WHEN CONGRESS adopted its present budget process in 1974, one purpose was to centralize its deliberations, another to reclaim lost power from the executive. The Congressional Budget Office was to be part of both, a congressional analogue and counterweight to the president's Office of Management and Budget.
The budget process has since fallen on hard times. It is much reviled (though not always justly, we believe). CBO, by contrast, has surpassed the highest expectations of its founders. Its first director, Alice Rivlin, who served from 1975 to 1983, set a standard of businesslike, sophisticated and detached analysis that seemed at first to clash with the congressional culture -- and eventually helped to elevate it. Her successor Rudolph Penner, who retired last year, followed in the same tradition.
Together they and the senior members of the House and Senate who gave them room to operate made CBO -- which unlike OMB does not have to follow a particular line -- the most authoritative voice in government on budgetary matters, not merely the numbers but the policy choices. Myths have been dispelled by CBO's good work, the quality of debate has been improved, and Congress has gained important leverage in dealing with the White House.
We sing these praises because now these achievements are in danger of being not destroyed, but smudged. The people who are doing the damage are precisely the ones who in some ways have the most to lose and in the past have recognized the special virtue of CBO and protected it from Congress' own worst tendencies, the party and budgetary leaders of the two houses. Mr. Penner left the agency last March. He had previously given ample notice. His place was taken on an acting basis by Edward Gramlich, formerly his deputy, who was one of perhaps half a dozen candidates in the running to succeed him. When no decision was made by the end of last year, Mr. Gramlich returned to the University of Michigan. A division head is now serving as acting director on a temporary basis.

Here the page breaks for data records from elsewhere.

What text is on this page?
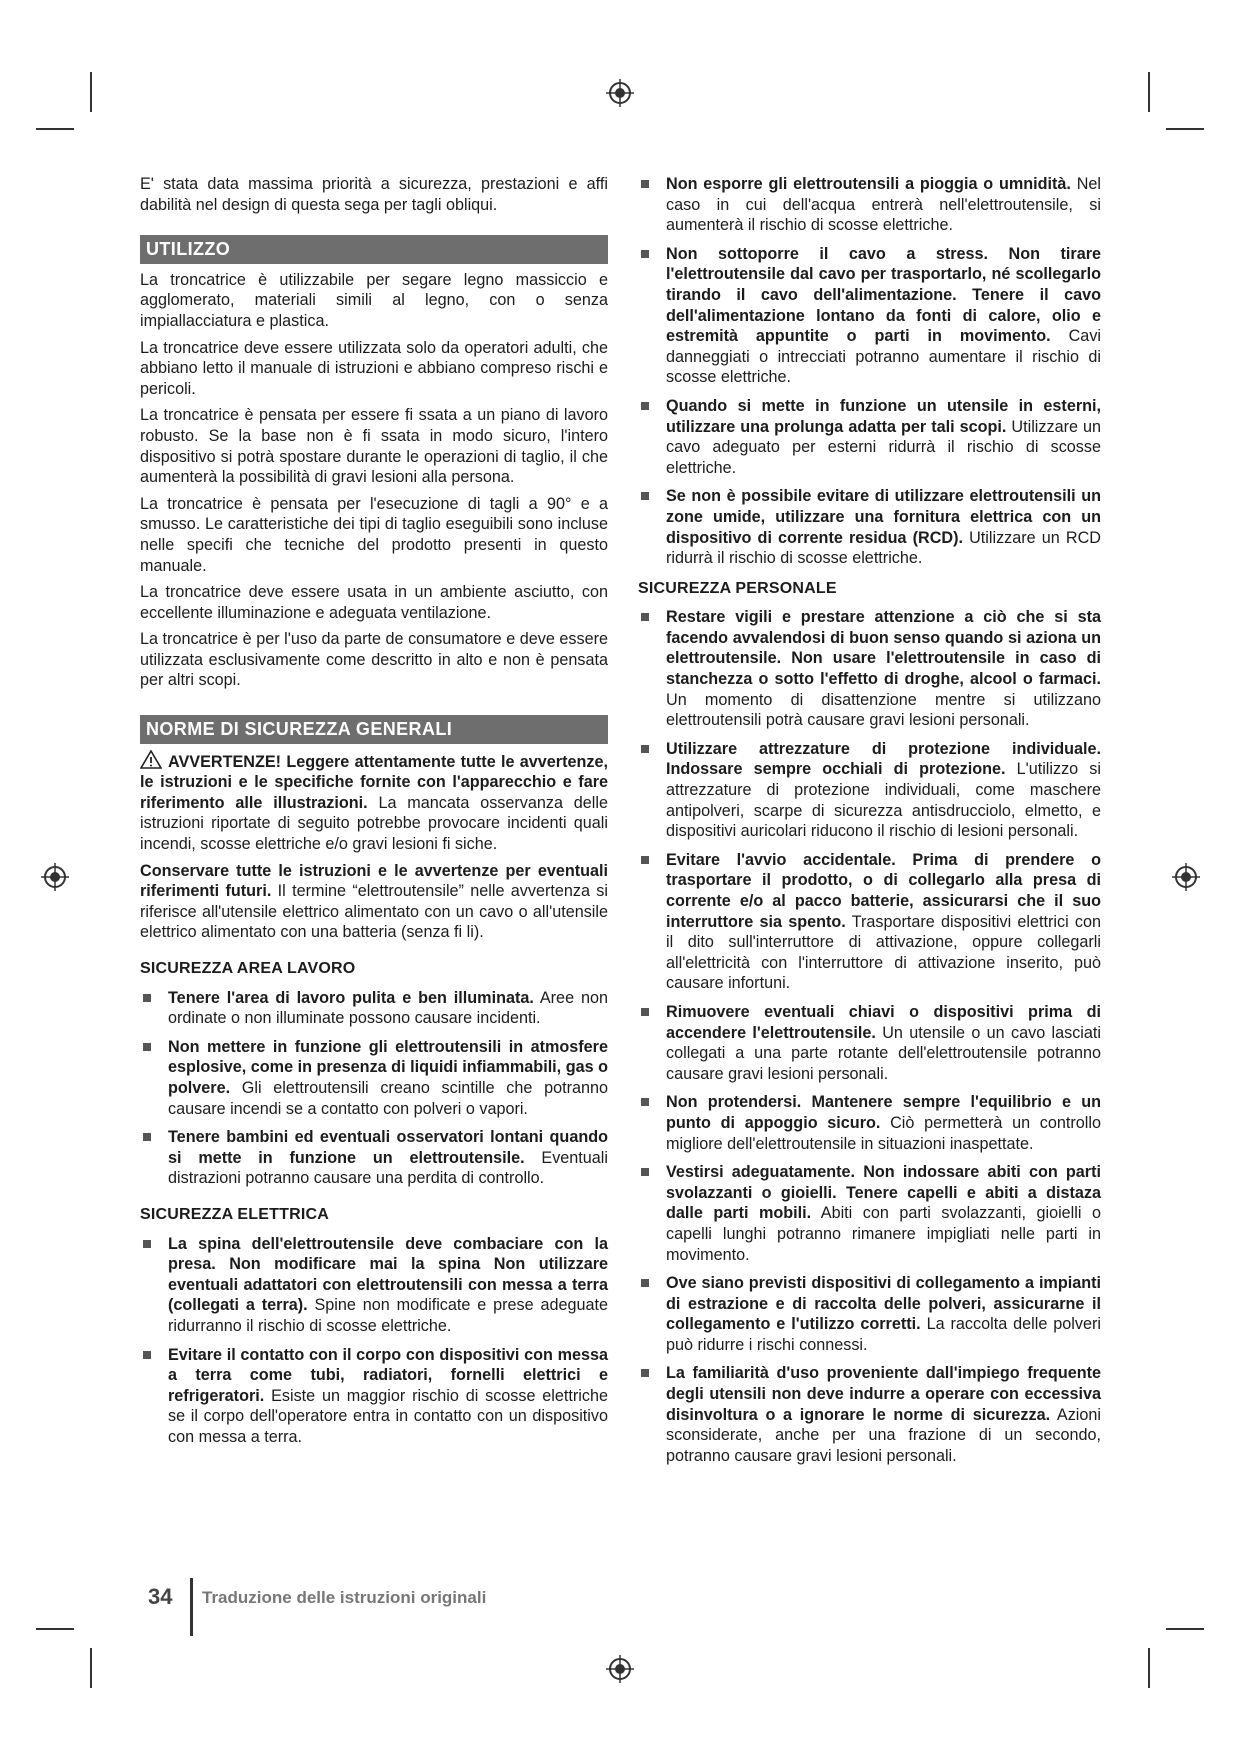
E' stata data massima priorità a sicurezza, prestazioni e affi dabilità nel design di questa sega per tagli obliqui.

UTILIZZO

La troncatrice è utilizzabile per segare legno massiccio e agglomerato, materiali simili al legno, con o senza impiallacciatura e plastica.

La troncatrice deve essere utilizzata solo da operatori adulti, che abbiano letto il manuale di istruzioni e abbiano compreso rischi e pericoli.

La troncatrice è pensata per essere fi ssata a un piano di lavoro robusto. Se la base non è fi ssata in modo sicuro, l'intero dispositivo si potrà spostare durante le operazioni di taglio, il che aumenterà la possibilità di gravi lesioni alla persona.

La troncatrice è pensata per l'esecuzione di tagli a 90° e a smusso. Le caratteristiche dei tipi di taglio eseguibili sono incluse nelle specifi che tecniche del prodotto presenti in questo manuale.

La troncatrice deve essere usata in un ambiente asciutto, con eccellente illuminazione e adeguata ventilazione.

La troncatrice è per l'uso da parte de consumatore e deve essere utilizzata esclusivamente come descritto in alto e non è pensata per altri scopi.

NORME DI SICUREZZA GENERALI

AVVERTENZE! Leggere attentamente tutte le avvertenze, le istruzioni e le specifiche fornite con l'apparecchio e fare riferimento alle illustrazioni. La mancata osservanza delle istruzioni riportate di seguito potrebbe provocare incidenti quali incendi, scosse elettriche e/o gravi lesioni fi siche.

Conservare tutte le istruzioni e le avvertenze per eventuali riferimenti futuri. Il termine “elettroutensile” nelle avvertenza si riferisce all'utensile elettrico alimentato con un cavo o all'utensile elettrico alimentato con una batteria (senza fi li).

SICUREZZA AREA LAVORO
Tenere l'area di lavoro pulita e ben illuminata. Aree non ordinate o non illuminate possono causare incidenti.
Non mettere in funzione gli elettroutensili in atmosfere esplosive, come in presenza di liquidi infiammabili, gas o polvere. Gli elettroutensili creano scintille che potranno causare incendi se a contatto con polveri o vapori.
Tenere bambini ed eventuali osservatori lontani quando si mette in funzione un elettroutensile. Eventuali distrazioni potranno causare una perdita di controllo.
SICUREZZA ELETTRICA
La spina dell'elettroutensile deve combaciare con la presa. Non modificare mai la spina Non utilizzare eventuali adattatori con elettroutensili con messa a terra (collegati a terra). Spine non modificate e prese adeguate ridurranno il rischio di scosse elettriche.
Evitare il contatto con il corpo con dispositivi con messa a terra come tubi, radiatori, fornelli elettrici e refrigeratori. Esiste un maggior rischio di scosse elettriche se il corpo dell'operatore entra in contatto con un dispositivo con messa a terra.
Non esporre gli elettroutensili a pioggia o umnidità. Nel caso in cui dell'acqua entrerà nell'elettroutensile, si aumenterà il rischio di scosse elettriche.
Non sottoporre il cavo a stress. Non tirare l'elettroutensile dal cavo per trasportarlo, né scollegarlo tirando il cavo dell'alimentazione. Tenere il cavo dell'alimentazione lontano da fonti di calore, olio e estremità appuntite o parti in movimento. Cavi danneggiati o intrecciati potranno aumentare il rischio di scosse elettriche.
Quando si mette in funzione un utensile in esterni, utilizzare una prolunga adatta per tali scopi. Utilizzare un cavo adeguato per esterni ridurrà il rischio di scosse elettriche.
Se non è possibile evitare di utilizzare elettroutensili un zone umide, utilizzare una fornitura elettrica con un dispositivo di corrente residua (RCD). Utilizzare un RCD ridurrà il rischio di scosse elettriche.
SICUREZZA PERSONALE
Restare vigili e prestare attenzione a ciò che si sta facendo avvalendosi di buon senso quando si aziona un elettroutensile. Non usare l'elettroutensile in caso di stanchezza o sotto l'effetto di droghe, alcool o farmaci. Un momento di disattenzione mentre si utilizzano elettroutensili potrà causare gravi lesioni personali.
Utilizzare attrezzature di protezione individuale. Indossare sempre occhiali di protezione. L'utilizzo si attrezzature di protezione individuali, come maschere antipolveri, scarpe di sicurezza antisdrucciolo, elmetto, e dispositivi auricolari riducono il rischio di lesioni personali.
Evitare l'avvio accidentale. Prima di prendere o trasportare il prodotto, o di collegarlo alla presa di corrente e/o al pacco batterie, assicurarsi che il suo interruttore sia spento. Trasportare dispositivi elettrici con il dito sull'interruttore di attivazione, oppure collegarli all'elettricità con l'interruttore di attivazione inserito, può causare infortuni.
Rimuovere eventuali chiavi o dispositivi prima di accendere l'elettroutensile. Un utensile o un cavo lasciati collegati a una parte rotante dell'elettroutensile potranno causare gravi lesioni personali.
Non protendersi. Mantenere sempre l'equilibrio e un punto di appoggio sicuro. Ciò permetterà un controllo migliore dell'elettroutensile in situazioni inaspettate.
Vestirsi adeguatamente. Non indossare abiti con parti svolazzanti o gioielli. Tenere capelli e abiti a distaza dalle parti mobili. Abiti con parti svolazzanti, gioielli o capelli lunghi potranno rimanere impigliati nelle parti in movimento.
Ove siano previsti dispositivi di collegamento a impianti di estrazione e di raccolta delle polveri, assicurarne il collegamento e l'utilizzo corretti. La raccolta delle polveri può ridurre i rischi connessi.
La familiarità d'uso proveniente dall'impiego frequente degli utensili non deve indurre a operare con eccessiva disinvoltura o a ignorare le norme di sicurezza. Azioni sconsiderate, anche per una frazione di un secondo, potranno causare gravi lesioni personali.
34 Traduzione delle istruzioni originali
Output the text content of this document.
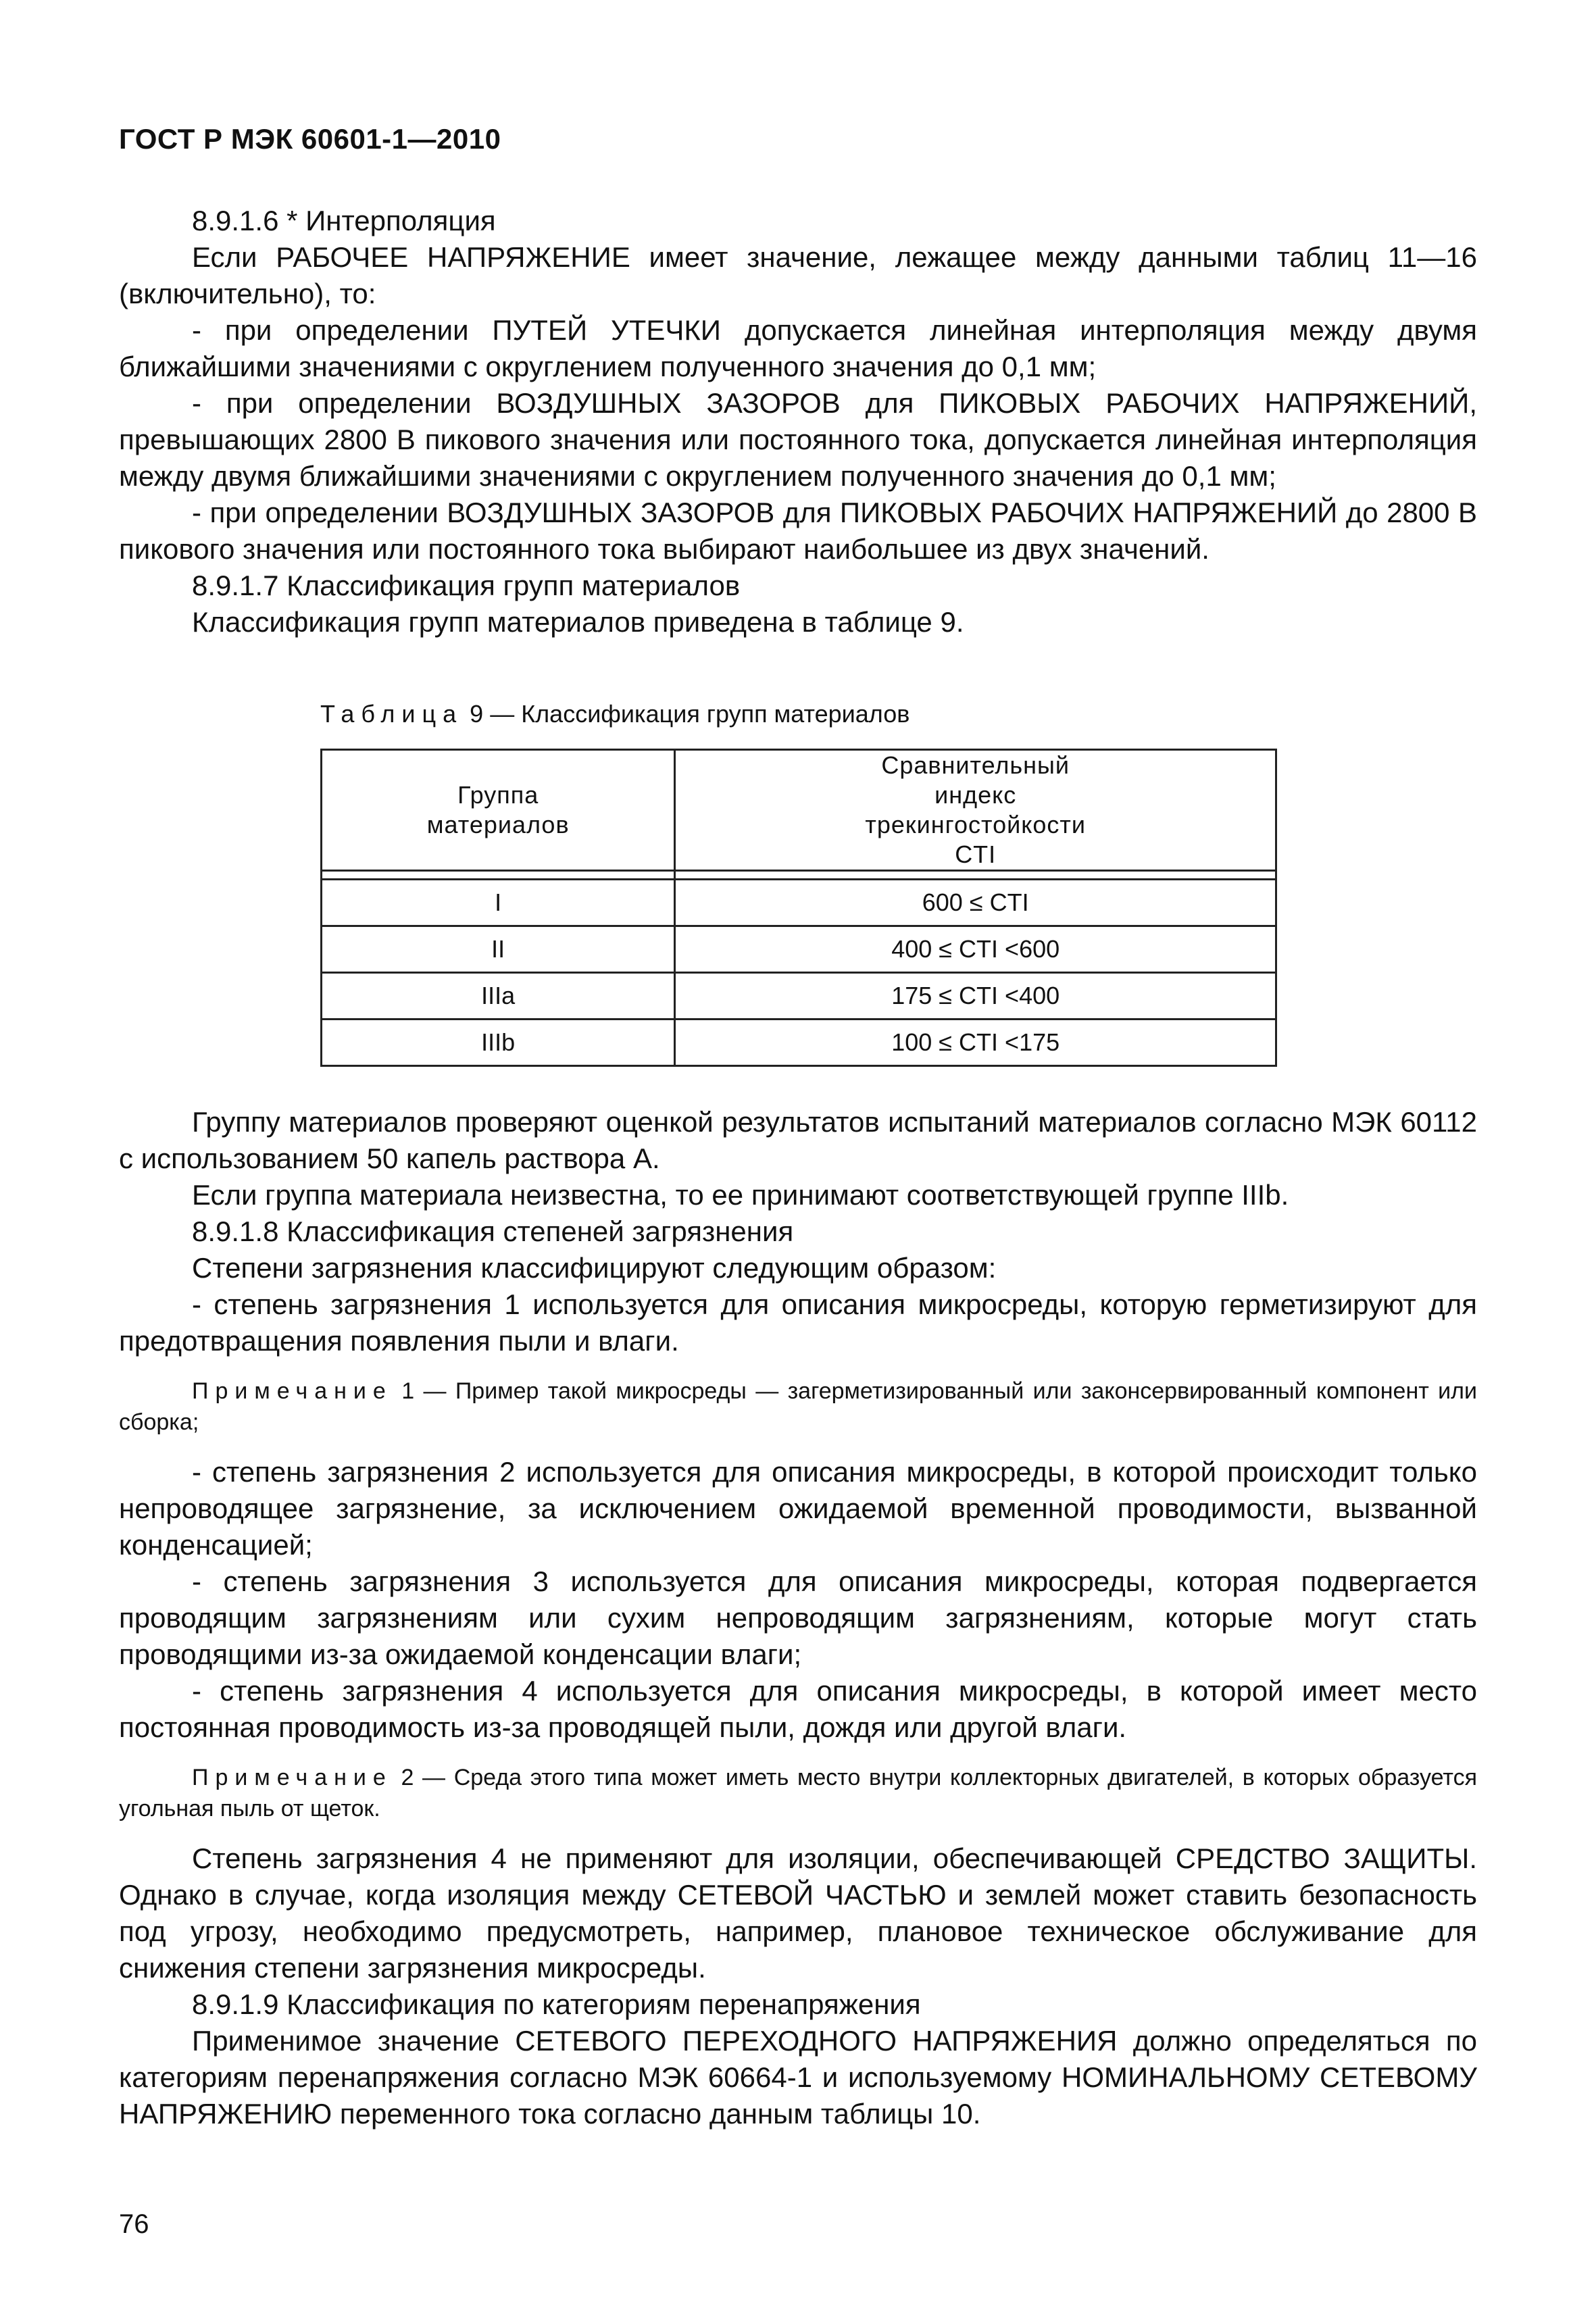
ГОСТ Р МЭК 60601-1—2010

8.9.1.6 * Интерполяция

Если РАБОЧЕЕ НАПРЯЖЕНИЕ имеет значение, лежащее между данными таблиц 11—16 (включительно), то:

- при определении ПУТЕЙ УТЕЧКИ допускается линейная интерполяция между двумя ближайшими значениями с округлением полученного значения до 0,1 мм;

- при определении ВОЗДУШНЫХ ЗАЗОРОВ для ПИКОВЫХ РАБОЧИХ НАПРЯЖЕНИЙ, превышающих 2800 В пикового значения или постоянного тока, допускается линейная интерполяция между двумя ближайшими значениями с округлением полученного значения до 0,1 мм;

- при определении ВОЗДУШНЫХ ЗАЗОРОВ для ПИКОВЫХ РАБОЧИХ НАПРЯЖЕНИЙ до 2800 В пикового значения или постоянного тока выбирают наибольшее из двух значений.

8.9.1.7 Классификация групп материалов

Классификация групп материалов приведена в таблице 9.

Таблица 9 — Классификация групп материалов
Группа материалов	Сравнительный индекс трекингостойкости CTI

I	600 ≤ CTI
II	400 ≤ CTI <600
IIIa	175 ≤ CTI <400
IIIb	100 ≤ CTI <175

Группу материалов проверяют оценкой результатов испытаний материалов согласно МЭК 60112 с использованием 50 капель раствора А.

Если группа материала неизвестна, то ее принимают соответствующей группе IIIb.

8.9.1.8 Классификация степеней загрязнения

Степени загрязнения классифицируют следующим образом:

- степень загрязнения 1 используется для описания микросреды, которую герметизируют для предотвращения появления пыли и влаги.

Примечание 1 — Пример такой микросреды — загерметизированный или законсервированный компонент или сборка;

- степень загрязнения 2 используется для описания микросреды, в которой происходит только непроводящее загрязнение, за исключением ожидаемой временной проводимости, вызванной конденсацией;

- степень загрязнения 3 используется для описания микросреды, которая подвергается проводящим загрязнениям или сухим непроводящим загрязнениям, которые могут стать проводящими из-за ожидаемой конденсации влаги;

- степень загрязнения 4 используется для описания микросреды, в которой имеет место постоянная проводимость из-за проводящей пыли, дождя или другой влаги.

Примечание 2 — Среда этого типа может иметь место внутри коллекторных двигателей, в которых образуется угольная пыль от щеток.

Степень загрязнения 4 не применяют для изоляции, обеспечивающей СРЕДСТВО ЗАЩИТЫ. Однако в случае, когда изоляция между СЕТЕВОЙ ЧАСТЬЮ и землей может ставить безопасность под угрозу, необходимо предусмотреть, например, плановое техническое обслуживание для снижения степени загрязнения микросреды.

8.9.1.9 Классификация по категориям перенапряжения

Применимое значение СЕТЕВОГО ПЕРЕХОДНОГО НАПРЯЖЕНИЯ должно определяться по категориям перенапряжения согласно МЭК 60664-1 и используемому НОМИНАЛЬНОМУ СЕТЕВОМУ НАПРЯЖЕНИЮ переменного тока согласно данным таблицы 10.

76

There is no shortage of qualified people to lead this agency. The apparent reason for the delay is that leaders of the two houses haven't been able to agree on a budget director any better than they can on a budget. This in turn has led predictably to all kinds of speculation as to whose man or woman the next director will be. Nothing can do more harm to this valuable institution than the sense that it is somehow even faintly in the pocket of either house, or either party, or any other group. Its strength depends on its independence. The leaders are now said to be about to make a choice, a year late. They need to do it quickly and cleanly; they should play their familiar little games someplace else.